Tuesday, 16 August 2011

On Van Morrison

I love Van Morrison, me. I love the earthiness of his music, stripped of the electric instruments which had become de rigueur to all popular music by the mid-1960s. I love the way it is nevertheless never lacking in any fullness or depth. I love the way that he will write a song about flighty metaphysical concepts and then floor you with a disarmingly basic lyric about the simple beauty of nature and life. The fact that he is perhaps rock 'n' roll's most notable curmudgeon is, for a big grumpypants such as myself, just the cherry on the cake.

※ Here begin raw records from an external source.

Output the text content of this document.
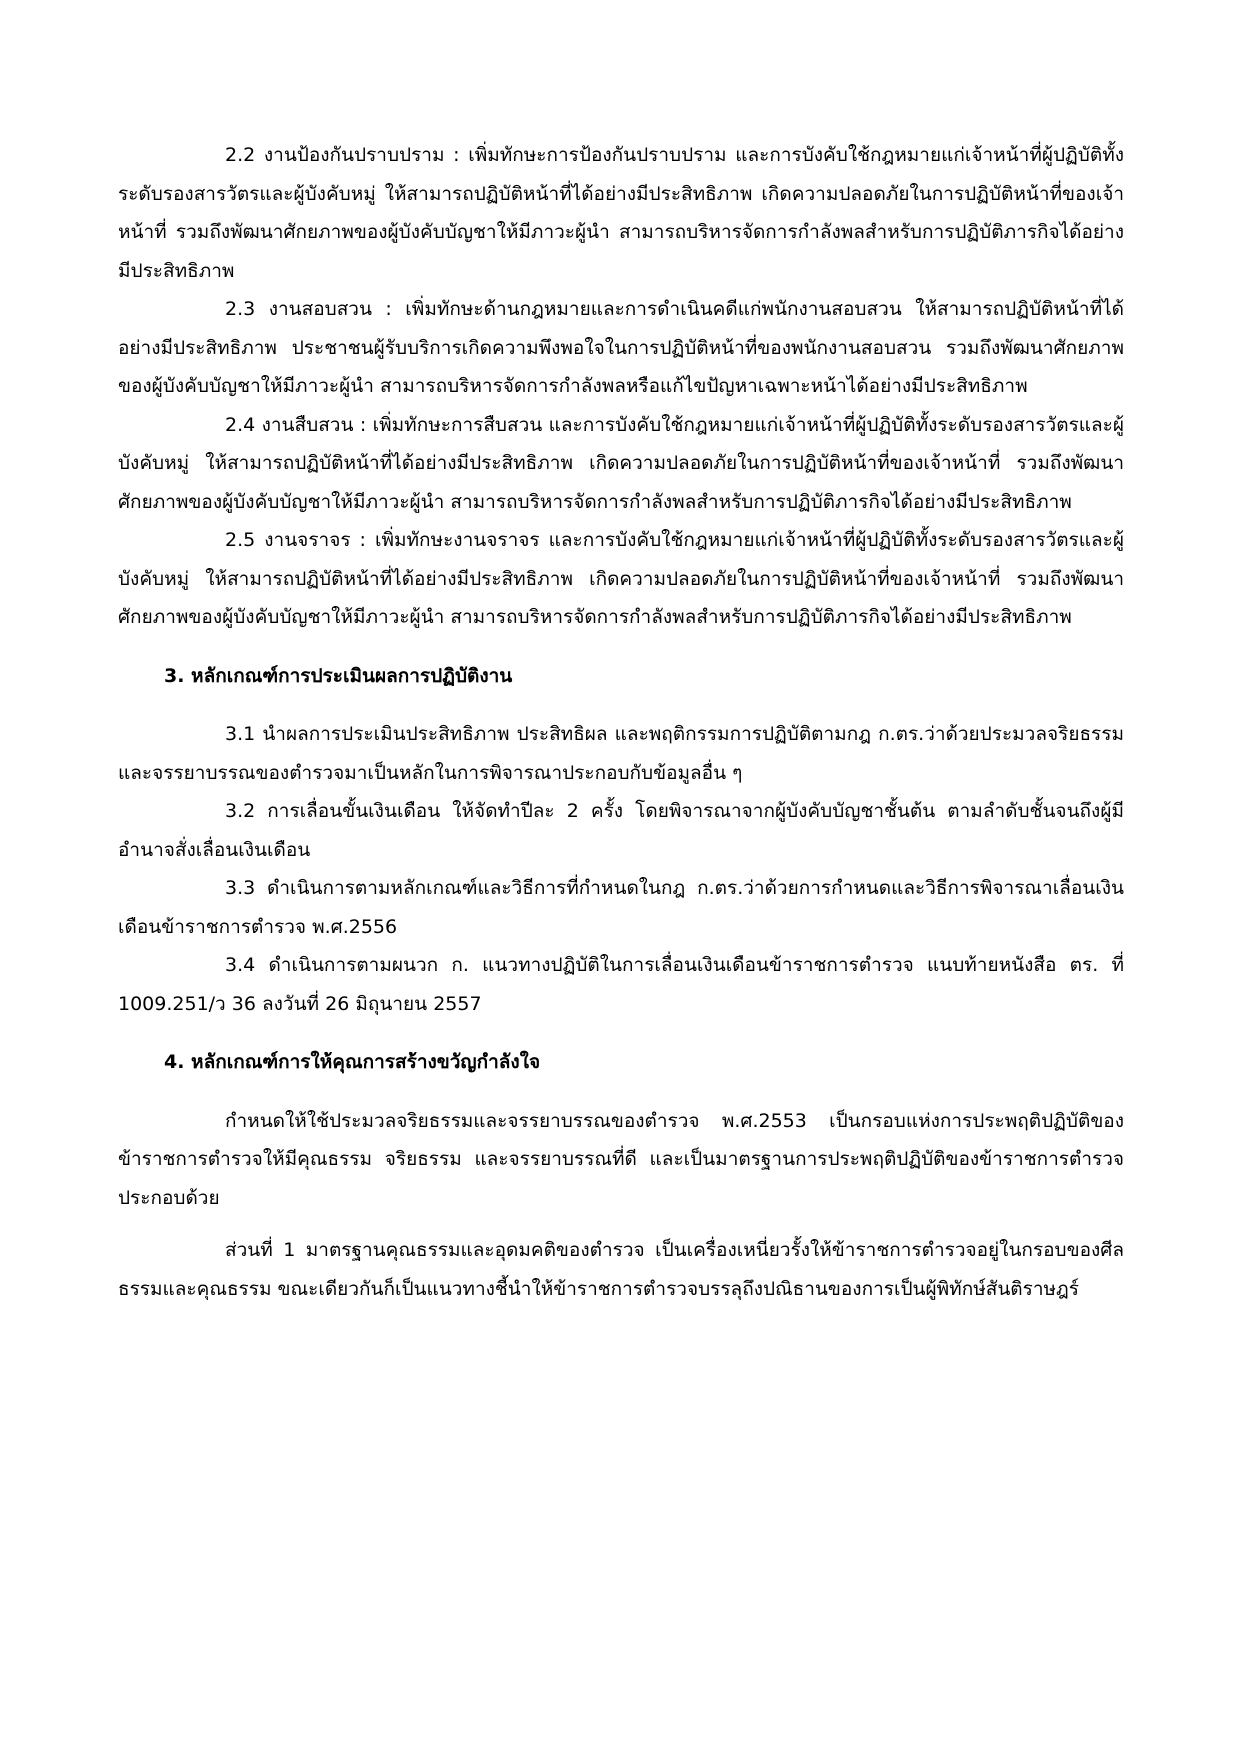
2.2 งานป้องกันปราบปราม : เพิ่มทักษะการป้องกันปราบปราม และการบังคับใช้กฎหมายแก่เจ้าหน้าที่ผู้ปฏิบัติทั้งระดับรองสารวัตรและผู้บังคับหมู่ ให้สามารถปฏิบัติหน้าที่ได้อย่างมีประสิทธิภาพ เกิดความปลอดภัยในการปฏิบัติหน้าที่ของเจ้าหน้าที่ รวมถึงพัฒนาศักยภาพของผู้บังคับบัญชาให้มีภาวะผู้นำ สามารถบริหารจัดการกำลังพลสำหรับการปฏิบัติภารกิจได้อย่างมีประสิทธิภาพ

2.3 งานสอบสวน : เพิ่มทักษะด้านกฎหมายและการดำเนินคดีแก่พนักงานสอบสวน ให้สามารถปฏิบัติหน้าที่ได้อย่างมีประสิทธิภาพ ประชาชนผู้รับบริการเกิดความพึงพอใจในการปฏิบัติหน้าที่ของพนักงานสอบสวน รวมถึงพัฒนาศักยภาพของผู้บังคับบัญชาให้มีภาวะผู้นำ สามารถบริหารจัดการกำลังพลหรือแก้ไขปัญหาเฉพาะหน้าได้อย่างมีประสิทธิภาพ

2.4 งานสืบสวน : เพิ่มทักษะการสืบสวน และการบังคับใช้กฎหมายแก่เจ้าหน้าที่ผู้ปฏิบัติทั้งระดับรองสารวัตรและผู้บังคับหมู่ ให้สามารถปฏิบัติหน้าที่ได้อย่างมีประสิทธิภาพ เกิดความปลอดภัยในการปฏิบัติหน้าที่ของเจ้าหน้าที่ รวมถึงพัฒนาศักยภาพของผู้บังคับบัญชาให้มีภาวะผู้นำ สามารถบริหารจัดการกำลังพลสำหรับการปฏิบัติภารกิจได้อย่างมีประสิทธิภาพ

2.5 งานจราจร : เพิ่มทักษะงานจราจร และการบังคับใช้กฎหมายแก่เจ้าหน้าที่ผู้ปฏิบัติทั้งระดับรองสารวัตรและผู้บังคับหมู่ ให้สามารถปฏิบัติหน้าที่ได้อย่างมีประสิทธิภาพ เกิดความปลอดภัยในการปฏิบัติหน้าที่ของเจ้าหน้าที่ รวมถึงพัฒนาศักยภาพของผู้บังคับบัญชาให้มีภาวะผู้นำ สามารถบริหารจัดการกำลังพลสำหรับการปฏิบัติภารกิจได้อย่างมีประสิทธิภาพ

3. หลักเกณฑ์การประเมินผลการปฏิบัติงาน

3.1 นำผลการประเมินประสิทธิภาพ ประสิทธิผล และพฤติกรรมการปฏิบัติตามกฎ ก.ตร.ว่าด้วยประมวลจริยธรรมและจรรยาบรรณของตำรวจมาเป็นหลักในการพิจารณาประกอบกับข้อมูลอื่น ๆ

3.2 การเลื่อนขั้นเงินเดือน ให้จัดทำปีละ 2 ครั้ง โดยพิจารณาจากผู้บังคับบัญชาชั้นต้น ตามลำดับชั้นจนถึงผู้มีอำนาจสั่งเลื่อนเงินเดือน

3.3 ดำเนินการตามหลักเกณฑ์และวิธีการที่กำหนดในกฎ ก.ตร.ว่าด้วยการกำหนดและวิธีการพิจารณาเลื่อนเงินเดือนข้าราชการตำรวจ พ.ศ.2556

3.4 ดำเนินการตามผนวก ก. แนวทางปฏิบัติในการเลื่อนเงินเดือนข้าราชการตำรวจ แนบท้ายหนังสือ ตร. ที่ 1009.251/ว 36 ลงวันที่ 26 มิถุนายน 2557

4. หลักเกณฑ์การให้คุณการสร้างขวัญกำลังใจ

กำหนดให้ใช้ประมวลจริยธรรมและจรรยาบรรณของตำรวจ พ.ศ.2553 เป็นกรอบแห่งการประพฤติปฏิบัติของข้าราชการตำรวจให้มีคุณธรรม จริยธรรม และจรรยาบรรณที่ดี และเป็นมาตรฐานการประพฤติปฏิบัติของข้าราชการตำรวจ ประกอบด้วย

ส่วนที่ 1 มาตรฐานคุณธรรมและอุดมคติของตำรวจ เป็นเครื่องเหนี่ยวรั้งให้ข้าราชการตำรวจอยู่ในกรอบของศีลธรรมและคุณธรรม ขณะเดียวกันก็เป็นแนวทางชี้นำให้ข้าราชการตำรวจบรรลุถึงปณิธานของการเป็นผู้พิทักษ์สันติราษฎร์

I first would have heard Van Morrison on Southern Sound radio, growing up in Brighton. Southern Sound was a classic hits station, back in the days when classic hits meant Wilson Pickett, rather than Gareth Gates. I think they had two Van Morrison songs on their playlist: Brown-Eyed Girl and Bright Side of the Road. Naturally, I retain a certain sentimental fondness for those two records, but it wasn't until I was 18 that I discovered that there was a lot more to Van Morrison than that. Yes! He'd recorded more than two songs! Here are five of my favourites (no particular order, because I only like lists the normal amount).

1. Gloria
Now a bona fide rock music standard, Van Morrison wrote and recorded Gloria aged 19 with his band Them. It wasn't even released as the A side of their single, instead it came out on the reverse. For all its nuts and bolts simplicity, it has a rawness and excitement about it that few records before or since have been able to match.

2. Sweet Thing
Sweet Thing is the third track on Van Morrison's most feted album, Astral Weeks. It is as good an example of all the things which I most admire about his songwriting listed at the head of this post combined into a single four minutes. I think it's one of the most beautiful songs ever recorded.

3. Moondance
Pulsing, rhythmic, soulful and romantic.

4. Everyone
Another song from the Moondance album, I first really fell for Everyone after it was used in Wes Anderson's Marmite masterpiece film The Royal Tenenbaums. It's another example of how Van Morrison can use simplicity to his advantage.

5. Comfort You
Comfort You is a most remarkable love song. I have written on here before about the vagueness of the English word 'love'. Comfort You's greatest trick is that it covers absolutely all bases. It can be a love song for partners, platonic friends or family members. Very few classic love songs are able to boast such scope.